When you banish attachments and desires from your Universe, then you are free to choose the path you will follow, or to follow no path. You can be happy as you are, particularly if you practice the tools of Love and Surrender. Or you can use those tools and others to break down any barriers that stand between yourself and your happiness. You can choose your surroundings and your companions. You can choose the ethical rules that you will follow in living an upright life. Most importantly, you can choose your attitudes and the ways that you react to the things that happen around you. You can choose to be happy knowing that Love abounds and Love is sufficient to your joy.

Freedom To Trust

The ability to trust is a great freedom. It frees you from fear and anxiety. Trust is the knowledge that you will not be hurt by the actions of others, or of the Universe. By sending out vibrations of trust you increase the likelihood of positive outcomes. Knowing they are trusted makes those around you want to deserve that trust. Trust instructs the Law to bring you outcomes that support your happiness. Trust also describes the knowledge that, whatever the outcome, you will emerge free and happy. Trusting that Love is the foundation of all that is enables you to see the positive elements in any outcome. Trust in yourself as a perfect manifestation of Spirit gives you the understanding that nothing can harm you in your essence.

Freedom To Be Well

Illness of body, or mind can be a prison. Pain and discomfort can block out the realization that you are living in the midst of Love and Joy at every moment. It is easy to become attached to one’s illness, since it seems to make your own needs the most important things in the Universe. Illness can also be attractive as an excuse for indulging in behaviors we would otherwise consider unworthy.

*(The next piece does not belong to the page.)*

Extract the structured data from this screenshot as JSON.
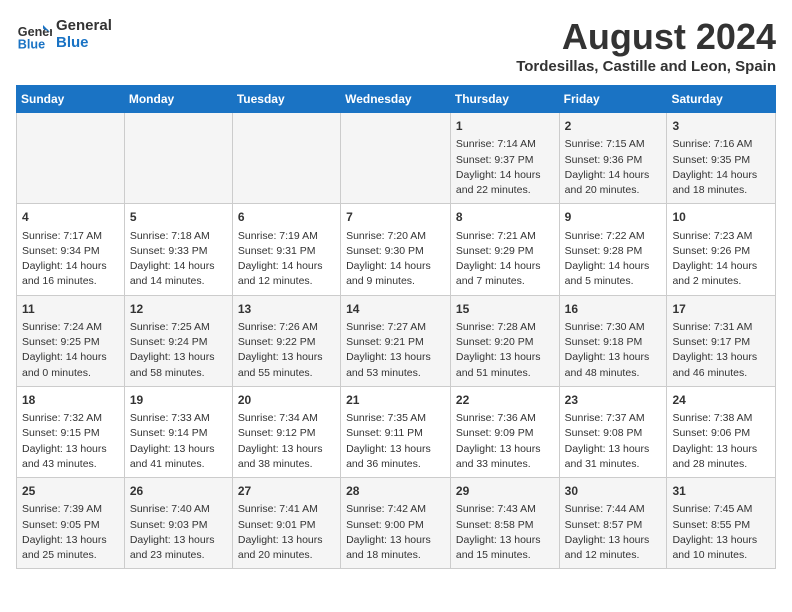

It is one of the main tools used by the egoic mind and body to try to reclaim the attention we have taken away from them in our focus on Spirit. By directing our attention to themselves, they seek to distract us from Oneness.

The antidote for the negative effects of illness is, first, to practice Surrender, and recognize it for what it is: a temporary condition of body or mind that does not affect your essence that abides in Spirit. Forgiveness can then be brought to bear in order to sweep away any underlying causes in the form of fear, attachment, or guilt. Practicing self-Love enables you to see that the illness is not a part of you, but rather a stain that can be cleansed by shining the Light of Spirit upon it. Mindfulness assists in each of these practices.

Great teachers instruct us that illness is not an attribute of Self. This is evident once you realize that the body and mind are not the Self; it is attaining this realization that is difficult. Meditation on Oneness leads eventually to the understanding that the Self is perfect, eternal, and united through Spirit with the Love that is all that is. It is this awareness that finally releases us from all limitations and brings perfect Freedom.

And so it is.


3 comments:

Unknown said...

Something interesting is that there is not only desire to get, but also the desire to get rid of, which is also known as aversion. We may, for example, want to rid ourselves of angry thoughts or feelings. Knowing that we are not our thoughts or feelings, the skillful approach is to be mindful of such thoughts and feelings and, instead of desiring to get rid of them, we should observe them and not let them control our behavior. In this way, because everything is transitory, these thoughts and feelings will disappear on their own.

Alan Cathcart said...

This reminds me of Adyashanti, who teaches us to let everything be as it is and not struggle to "achieve" any spiritual qualities or states of mind.

Susanah Magdalena said...

Beautifully put together and expressed. Thank you.